Cuando en mi adolescencia volví a preguntar, mamá repitió: “un ataque al corazón”. La miré fijo y sus ojos entendieron. Entonces me contó. Cuando yo nací, la Ñata ya era viuda. Tiempo después, ella se volvió a encontrar con su primer novio. Era guarda de CUTCSA. Frente al colegio de monjas había una suerte de terminal de ómnibus. Ahí se bajaban los guardas y choferes y compraban algo en el almacén de Manolo, a tres puertas de la casa de la Ñata. Ella salía a sentarse al jardincito en las tardes en que el tiempo estaba lindo, y él la vio, reconociendo a su novia de la primera juventud. El cortejo maduro (ya tenían ambos cerca de 50 años) fue a la antigua: en el jardín, a la vista de los vecinos. Un día le pidió que se casara con él. La Ñata le contó todo a mamá. “Parecía un cuento de hadas”. Y se casaron, pero resultó que el hombre era celoso, imaginaba infidelidades y la tenía asustada. La Ñata también se lo contó a mamá, que no supo decir nada; porque la violencia de género aún no tenía nombre propio, era silenciosa y se escondía en los secretos familiares. Esa noche de viernes, él volvió enojadísimo, “sospechando” que la Ñata había estado con otro. Ella se encerró en el cuarto, según la reconstrucción de la Policía. Pero el hombre rompió la puerta y la atacó.

Mi madre se despertó con el escándalo y zarandeó a papá: “Despertate, la Ñata está gritando”. Se quedaron quietos, esperando que parara; como tantos testigos esperan que calle. Pero como la Ñata no callaba, papá se levantó y llamó por teléfono a la casa de doña Aída. Allí vivía también el Tite, uno de los hermanos de la Ñata. Le avisó de los gritos. El Tite no tenía acceso a la casa de ladrillos rojos. Así que les pidió a mis padres para subir por la azotea. Saltando sobre las tejas, el Tite llegó a una ventana, rompió el vidrio y entró para encontrar a su hermana muerta sobre la cama. “¿Cómo la mató? ¿La asfixió?”, le pregunté a mamá. “No”, suspiró, resignada, “le cortó la garganta”. Pobre Tite, ver así a la hermana. Lo cierto es que vino la Policía y encontró al marido en la cocina con la garrafa abierta, para matarse. No lo logró, llegaron antes.

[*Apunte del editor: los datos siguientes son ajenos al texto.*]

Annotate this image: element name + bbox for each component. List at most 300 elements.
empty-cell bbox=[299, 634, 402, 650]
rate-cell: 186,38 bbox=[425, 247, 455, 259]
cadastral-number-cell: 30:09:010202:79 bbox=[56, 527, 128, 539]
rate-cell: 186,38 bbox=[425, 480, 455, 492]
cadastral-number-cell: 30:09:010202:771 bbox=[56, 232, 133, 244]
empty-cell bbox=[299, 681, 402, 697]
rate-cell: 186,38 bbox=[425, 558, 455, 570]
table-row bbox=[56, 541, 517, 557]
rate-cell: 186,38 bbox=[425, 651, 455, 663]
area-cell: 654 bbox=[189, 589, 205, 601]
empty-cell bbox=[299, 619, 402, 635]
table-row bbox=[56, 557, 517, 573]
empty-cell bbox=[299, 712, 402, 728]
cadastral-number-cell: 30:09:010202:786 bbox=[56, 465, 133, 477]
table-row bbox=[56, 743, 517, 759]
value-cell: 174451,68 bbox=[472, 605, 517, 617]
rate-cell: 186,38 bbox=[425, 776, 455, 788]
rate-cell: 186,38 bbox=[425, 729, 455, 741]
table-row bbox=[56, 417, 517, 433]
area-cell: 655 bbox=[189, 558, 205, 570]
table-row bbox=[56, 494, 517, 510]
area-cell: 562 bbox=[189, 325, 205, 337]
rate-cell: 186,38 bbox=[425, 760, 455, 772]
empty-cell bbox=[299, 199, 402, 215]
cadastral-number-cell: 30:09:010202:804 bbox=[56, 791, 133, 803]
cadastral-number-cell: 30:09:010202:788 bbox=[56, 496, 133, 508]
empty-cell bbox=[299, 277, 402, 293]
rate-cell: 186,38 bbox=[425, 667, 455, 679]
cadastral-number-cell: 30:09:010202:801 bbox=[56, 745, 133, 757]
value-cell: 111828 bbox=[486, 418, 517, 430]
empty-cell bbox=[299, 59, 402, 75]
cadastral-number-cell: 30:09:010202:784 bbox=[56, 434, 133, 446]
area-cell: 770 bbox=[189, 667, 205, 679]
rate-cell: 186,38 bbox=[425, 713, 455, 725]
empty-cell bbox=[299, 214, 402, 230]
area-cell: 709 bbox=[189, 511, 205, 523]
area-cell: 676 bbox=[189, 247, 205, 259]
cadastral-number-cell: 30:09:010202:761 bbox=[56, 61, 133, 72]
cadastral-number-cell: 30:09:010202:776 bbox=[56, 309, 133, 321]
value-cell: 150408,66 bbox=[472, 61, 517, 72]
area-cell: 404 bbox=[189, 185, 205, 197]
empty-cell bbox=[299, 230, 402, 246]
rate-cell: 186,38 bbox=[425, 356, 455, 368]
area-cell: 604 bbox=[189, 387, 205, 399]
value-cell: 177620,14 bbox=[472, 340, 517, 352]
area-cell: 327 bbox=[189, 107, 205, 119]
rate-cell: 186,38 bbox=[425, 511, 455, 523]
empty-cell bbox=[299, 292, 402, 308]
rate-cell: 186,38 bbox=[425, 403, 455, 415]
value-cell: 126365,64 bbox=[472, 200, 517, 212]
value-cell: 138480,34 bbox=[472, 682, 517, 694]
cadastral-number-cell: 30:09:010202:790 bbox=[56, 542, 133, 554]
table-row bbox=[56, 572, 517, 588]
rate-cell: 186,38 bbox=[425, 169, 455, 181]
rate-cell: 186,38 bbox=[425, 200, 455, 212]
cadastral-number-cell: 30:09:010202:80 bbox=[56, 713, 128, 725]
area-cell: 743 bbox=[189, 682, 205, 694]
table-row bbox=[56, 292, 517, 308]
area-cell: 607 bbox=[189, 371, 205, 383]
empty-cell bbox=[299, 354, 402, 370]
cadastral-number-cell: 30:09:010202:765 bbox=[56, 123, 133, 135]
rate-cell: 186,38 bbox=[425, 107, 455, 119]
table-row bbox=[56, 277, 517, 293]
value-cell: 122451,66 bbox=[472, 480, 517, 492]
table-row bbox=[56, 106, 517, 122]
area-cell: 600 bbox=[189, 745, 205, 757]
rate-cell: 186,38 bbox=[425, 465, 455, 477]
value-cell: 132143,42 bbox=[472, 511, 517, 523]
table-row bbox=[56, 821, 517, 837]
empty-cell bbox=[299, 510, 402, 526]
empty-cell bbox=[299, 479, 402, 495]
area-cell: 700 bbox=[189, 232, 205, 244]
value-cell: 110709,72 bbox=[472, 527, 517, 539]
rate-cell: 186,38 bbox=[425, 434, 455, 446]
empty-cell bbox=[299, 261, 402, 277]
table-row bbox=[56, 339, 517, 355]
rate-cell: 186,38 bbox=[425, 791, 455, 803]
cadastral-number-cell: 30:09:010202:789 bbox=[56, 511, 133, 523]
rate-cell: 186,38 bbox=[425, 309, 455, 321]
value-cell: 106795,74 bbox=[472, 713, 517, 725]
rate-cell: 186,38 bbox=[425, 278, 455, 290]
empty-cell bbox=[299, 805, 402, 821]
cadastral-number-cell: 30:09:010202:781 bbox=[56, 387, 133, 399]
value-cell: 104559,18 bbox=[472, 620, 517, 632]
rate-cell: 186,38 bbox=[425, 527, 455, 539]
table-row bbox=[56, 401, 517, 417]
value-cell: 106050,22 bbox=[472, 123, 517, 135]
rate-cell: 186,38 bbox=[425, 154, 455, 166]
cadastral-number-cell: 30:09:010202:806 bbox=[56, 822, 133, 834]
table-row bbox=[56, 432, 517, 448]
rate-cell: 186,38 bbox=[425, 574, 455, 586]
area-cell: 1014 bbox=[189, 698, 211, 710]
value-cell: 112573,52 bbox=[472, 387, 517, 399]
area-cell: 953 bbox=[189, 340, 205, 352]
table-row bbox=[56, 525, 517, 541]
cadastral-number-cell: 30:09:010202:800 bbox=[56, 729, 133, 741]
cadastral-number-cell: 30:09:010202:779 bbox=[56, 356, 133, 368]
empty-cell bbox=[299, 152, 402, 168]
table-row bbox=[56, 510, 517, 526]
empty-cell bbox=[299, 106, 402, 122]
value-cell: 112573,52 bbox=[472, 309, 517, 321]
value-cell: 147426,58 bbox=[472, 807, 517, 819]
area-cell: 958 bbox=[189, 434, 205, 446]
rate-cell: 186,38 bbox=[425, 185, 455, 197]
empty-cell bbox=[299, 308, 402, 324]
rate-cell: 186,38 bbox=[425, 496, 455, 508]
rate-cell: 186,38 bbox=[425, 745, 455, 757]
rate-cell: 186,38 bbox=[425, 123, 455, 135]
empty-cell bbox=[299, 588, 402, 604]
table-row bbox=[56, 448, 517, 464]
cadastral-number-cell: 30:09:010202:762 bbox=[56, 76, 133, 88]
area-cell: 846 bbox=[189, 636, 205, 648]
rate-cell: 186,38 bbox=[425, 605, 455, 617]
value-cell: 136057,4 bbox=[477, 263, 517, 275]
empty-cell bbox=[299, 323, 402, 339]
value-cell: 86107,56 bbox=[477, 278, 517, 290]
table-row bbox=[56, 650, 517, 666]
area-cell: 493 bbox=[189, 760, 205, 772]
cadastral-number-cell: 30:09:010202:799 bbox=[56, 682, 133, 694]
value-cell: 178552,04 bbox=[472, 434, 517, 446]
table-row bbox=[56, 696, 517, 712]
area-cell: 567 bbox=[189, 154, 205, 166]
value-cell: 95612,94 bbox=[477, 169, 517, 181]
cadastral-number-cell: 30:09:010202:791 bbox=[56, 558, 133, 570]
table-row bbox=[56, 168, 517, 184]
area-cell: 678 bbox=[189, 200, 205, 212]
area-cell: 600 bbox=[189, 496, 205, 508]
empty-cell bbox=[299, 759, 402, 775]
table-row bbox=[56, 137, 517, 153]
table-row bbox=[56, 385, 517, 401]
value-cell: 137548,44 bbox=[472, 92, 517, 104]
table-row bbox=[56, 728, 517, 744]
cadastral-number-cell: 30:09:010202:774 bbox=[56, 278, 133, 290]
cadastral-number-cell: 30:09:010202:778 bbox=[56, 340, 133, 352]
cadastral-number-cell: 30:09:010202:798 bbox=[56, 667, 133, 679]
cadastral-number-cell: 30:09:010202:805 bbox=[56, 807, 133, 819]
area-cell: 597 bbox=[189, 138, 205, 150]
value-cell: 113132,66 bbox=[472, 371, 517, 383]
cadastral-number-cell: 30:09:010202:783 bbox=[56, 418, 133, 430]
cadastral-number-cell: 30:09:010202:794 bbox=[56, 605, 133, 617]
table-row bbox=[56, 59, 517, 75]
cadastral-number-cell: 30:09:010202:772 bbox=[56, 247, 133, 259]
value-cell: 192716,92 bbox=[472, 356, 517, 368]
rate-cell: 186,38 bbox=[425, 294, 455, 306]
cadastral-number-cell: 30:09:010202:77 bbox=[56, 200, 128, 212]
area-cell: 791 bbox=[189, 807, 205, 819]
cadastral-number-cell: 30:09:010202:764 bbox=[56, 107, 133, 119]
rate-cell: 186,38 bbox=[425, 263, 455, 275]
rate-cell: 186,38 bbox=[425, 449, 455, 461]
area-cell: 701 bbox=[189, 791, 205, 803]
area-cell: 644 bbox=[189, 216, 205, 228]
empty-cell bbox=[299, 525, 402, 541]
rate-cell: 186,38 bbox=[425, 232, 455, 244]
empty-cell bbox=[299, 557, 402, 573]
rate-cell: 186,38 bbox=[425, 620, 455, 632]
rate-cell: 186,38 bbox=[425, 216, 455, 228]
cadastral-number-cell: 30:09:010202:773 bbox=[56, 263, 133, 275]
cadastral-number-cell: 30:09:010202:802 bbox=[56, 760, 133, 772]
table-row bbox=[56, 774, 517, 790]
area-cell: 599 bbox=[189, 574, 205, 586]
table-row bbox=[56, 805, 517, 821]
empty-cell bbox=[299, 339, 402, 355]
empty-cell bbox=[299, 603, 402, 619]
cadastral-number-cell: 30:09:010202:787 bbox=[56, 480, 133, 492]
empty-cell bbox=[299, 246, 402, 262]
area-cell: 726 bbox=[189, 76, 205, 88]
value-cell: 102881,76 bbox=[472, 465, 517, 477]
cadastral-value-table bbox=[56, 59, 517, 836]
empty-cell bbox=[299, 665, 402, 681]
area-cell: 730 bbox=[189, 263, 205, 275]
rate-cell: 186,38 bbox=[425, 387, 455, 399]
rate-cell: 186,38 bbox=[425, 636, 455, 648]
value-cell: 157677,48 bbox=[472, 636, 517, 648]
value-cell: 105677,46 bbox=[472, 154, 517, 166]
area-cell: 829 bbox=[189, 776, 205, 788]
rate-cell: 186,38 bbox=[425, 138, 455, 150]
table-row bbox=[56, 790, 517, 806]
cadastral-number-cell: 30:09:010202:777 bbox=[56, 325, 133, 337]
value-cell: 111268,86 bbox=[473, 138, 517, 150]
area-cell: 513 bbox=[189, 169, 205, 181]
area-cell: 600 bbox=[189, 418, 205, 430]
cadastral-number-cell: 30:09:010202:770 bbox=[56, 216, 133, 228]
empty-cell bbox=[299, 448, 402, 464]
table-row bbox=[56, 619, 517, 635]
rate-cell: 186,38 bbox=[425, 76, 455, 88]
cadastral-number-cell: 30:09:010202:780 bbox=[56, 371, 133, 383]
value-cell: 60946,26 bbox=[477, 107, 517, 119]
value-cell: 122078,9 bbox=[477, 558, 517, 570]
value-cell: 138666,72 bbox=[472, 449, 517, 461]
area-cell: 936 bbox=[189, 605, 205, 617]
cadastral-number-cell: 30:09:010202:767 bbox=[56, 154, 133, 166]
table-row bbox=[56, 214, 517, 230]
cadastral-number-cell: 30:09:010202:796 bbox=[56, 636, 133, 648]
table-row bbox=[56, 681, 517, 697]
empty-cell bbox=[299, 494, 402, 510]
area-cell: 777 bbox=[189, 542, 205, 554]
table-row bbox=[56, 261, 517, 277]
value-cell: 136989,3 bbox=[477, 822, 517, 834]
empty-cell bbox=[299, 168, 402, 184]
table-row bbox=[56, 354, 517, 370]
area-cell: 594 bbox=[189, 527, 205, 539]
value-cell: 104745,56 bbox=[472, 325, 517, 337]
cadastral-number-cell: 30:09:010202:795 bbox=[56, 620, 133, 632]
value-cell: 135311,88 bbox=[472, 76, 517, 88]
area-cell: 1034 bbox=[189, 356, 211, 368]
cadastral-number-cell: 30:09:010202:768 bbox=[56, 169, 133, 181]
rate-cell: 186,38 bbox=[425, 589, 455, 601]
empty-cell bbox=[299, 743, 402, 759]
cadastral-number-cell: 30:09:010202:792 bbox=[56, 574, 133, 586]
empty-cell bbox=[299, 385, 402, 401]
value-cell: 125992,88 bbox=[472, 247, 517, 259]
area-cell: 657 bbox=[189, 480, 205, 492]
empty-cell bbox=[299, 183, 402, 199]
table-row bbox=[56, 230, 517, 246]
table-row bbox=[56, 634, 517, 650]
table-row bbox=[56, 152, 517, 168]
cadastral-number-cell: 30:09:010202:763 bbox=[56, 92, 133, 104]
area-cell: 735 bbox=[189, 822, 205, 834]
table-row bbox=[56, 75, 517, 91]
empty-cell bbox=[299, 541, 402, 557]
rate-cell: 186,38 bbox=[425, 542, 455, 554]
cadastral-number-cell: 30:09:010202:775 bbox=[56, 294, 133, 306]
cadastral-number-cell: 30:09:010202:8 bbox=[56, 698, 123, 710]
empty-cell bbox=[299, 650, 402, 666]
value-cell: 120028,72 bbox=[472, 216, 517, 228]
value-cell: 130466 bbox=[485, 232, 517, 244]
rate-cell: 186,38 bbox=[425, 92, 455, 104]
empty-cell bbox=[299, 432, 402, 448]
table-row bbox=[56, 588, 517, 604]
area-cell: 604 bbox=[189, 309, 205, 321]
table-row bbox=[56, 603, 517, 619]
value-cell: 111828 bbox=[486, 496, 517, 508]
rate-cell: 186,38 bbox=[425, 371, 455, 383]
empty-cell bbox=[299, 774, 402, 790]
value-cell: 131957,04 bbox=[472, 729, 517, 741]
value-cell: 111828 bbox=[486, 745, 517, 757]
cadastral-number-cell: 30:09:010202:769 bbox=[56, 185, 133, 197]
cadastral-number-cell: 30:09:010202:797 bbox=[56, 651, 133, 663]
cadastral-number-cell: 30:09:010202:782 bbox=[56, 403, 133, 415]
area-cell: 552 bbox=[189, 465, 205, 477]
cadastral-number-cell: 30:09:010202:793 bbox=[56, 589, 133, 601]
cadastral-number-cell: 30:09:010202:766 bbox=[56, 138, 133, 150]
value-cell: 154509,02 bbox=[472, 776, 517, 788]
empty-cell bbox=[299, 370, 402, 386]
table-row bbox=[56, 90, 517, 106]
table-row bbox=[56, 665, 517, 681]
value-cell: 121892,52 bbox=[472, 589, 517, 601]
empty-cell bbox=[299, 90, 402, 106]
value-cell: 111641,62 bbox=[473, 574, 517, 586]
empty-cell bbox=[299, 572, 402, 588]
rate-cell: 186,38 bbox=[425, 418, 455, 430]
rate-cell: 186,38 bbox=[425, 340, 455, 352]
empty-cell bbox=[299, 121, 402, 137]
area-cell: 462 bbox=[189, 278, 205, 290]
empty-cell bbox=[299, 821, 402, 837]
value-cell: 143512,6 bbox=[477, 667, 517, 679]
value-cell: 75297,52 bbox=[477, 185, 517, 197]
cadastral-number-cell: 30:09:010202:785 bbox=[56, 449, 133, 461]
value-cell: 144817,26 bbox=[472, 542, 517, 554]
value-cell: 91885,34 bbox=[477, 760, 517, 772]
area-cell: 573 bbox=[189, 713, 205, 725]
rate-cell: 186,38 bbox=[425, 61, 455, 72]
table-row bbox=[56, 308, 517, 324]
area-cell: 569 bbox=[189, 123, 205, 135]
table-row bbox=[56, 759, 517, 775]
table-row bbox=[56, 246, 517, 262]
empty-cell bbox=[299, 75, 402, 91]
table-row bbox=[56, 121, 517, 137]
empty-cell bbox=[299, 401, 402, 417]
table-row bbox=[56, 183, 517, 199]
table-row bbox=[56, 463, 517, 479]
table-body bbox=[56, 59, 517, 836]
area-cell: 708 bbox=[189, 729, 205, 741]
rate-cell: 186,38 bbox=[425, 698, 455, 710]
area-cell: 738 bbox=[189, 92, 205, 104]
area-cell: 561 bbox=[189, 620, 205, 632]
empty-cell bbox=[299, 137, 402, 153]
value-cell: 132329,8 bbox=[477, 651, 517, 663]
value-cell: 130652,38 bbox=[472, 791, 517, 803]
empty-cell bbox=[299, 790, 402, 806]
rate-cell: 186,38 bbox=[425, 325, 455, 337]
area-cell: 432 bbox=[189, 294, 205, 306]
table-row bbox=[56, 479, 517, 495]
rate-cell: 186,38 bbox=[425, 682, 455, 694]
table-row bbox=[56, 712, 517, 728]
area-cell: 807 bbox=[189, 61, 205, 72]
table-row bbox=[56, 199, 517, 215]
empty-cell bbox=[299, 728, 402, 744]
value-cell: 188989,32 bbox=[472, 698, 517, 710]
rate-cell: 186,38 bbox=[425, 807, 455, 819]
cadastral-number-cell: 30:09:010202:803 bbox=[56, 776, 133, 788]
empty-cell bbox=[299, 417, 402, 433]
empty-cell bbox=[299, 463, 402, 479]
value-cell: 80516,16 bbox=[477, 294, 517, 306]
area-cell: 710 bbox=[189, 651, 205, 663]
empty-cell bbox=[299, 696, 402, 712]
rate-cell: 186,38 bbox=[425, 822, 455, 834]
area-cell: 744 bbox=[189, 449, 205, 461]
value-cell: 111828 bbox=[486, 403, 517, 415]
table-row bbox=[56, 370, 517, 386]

Esa historia me acompaña como una especie de leyenda urbana, como si no terminara de creerla. Demoré varios días en asimilarla y llorar. Hoy veo en ella un caso típico. Porque ahora la violencia de género tiene nombre y la reconocemos en sus síntomas, aunque no queramos verla. Quizá mamá habría sabido aconsejar a mi Ñata, y papá no habría esperado tanto rato antes de actuar, si esta violencia hubiera tenido nombre 40 años atrás. Y yo tendría en la repisa a la mexicana de cerámica.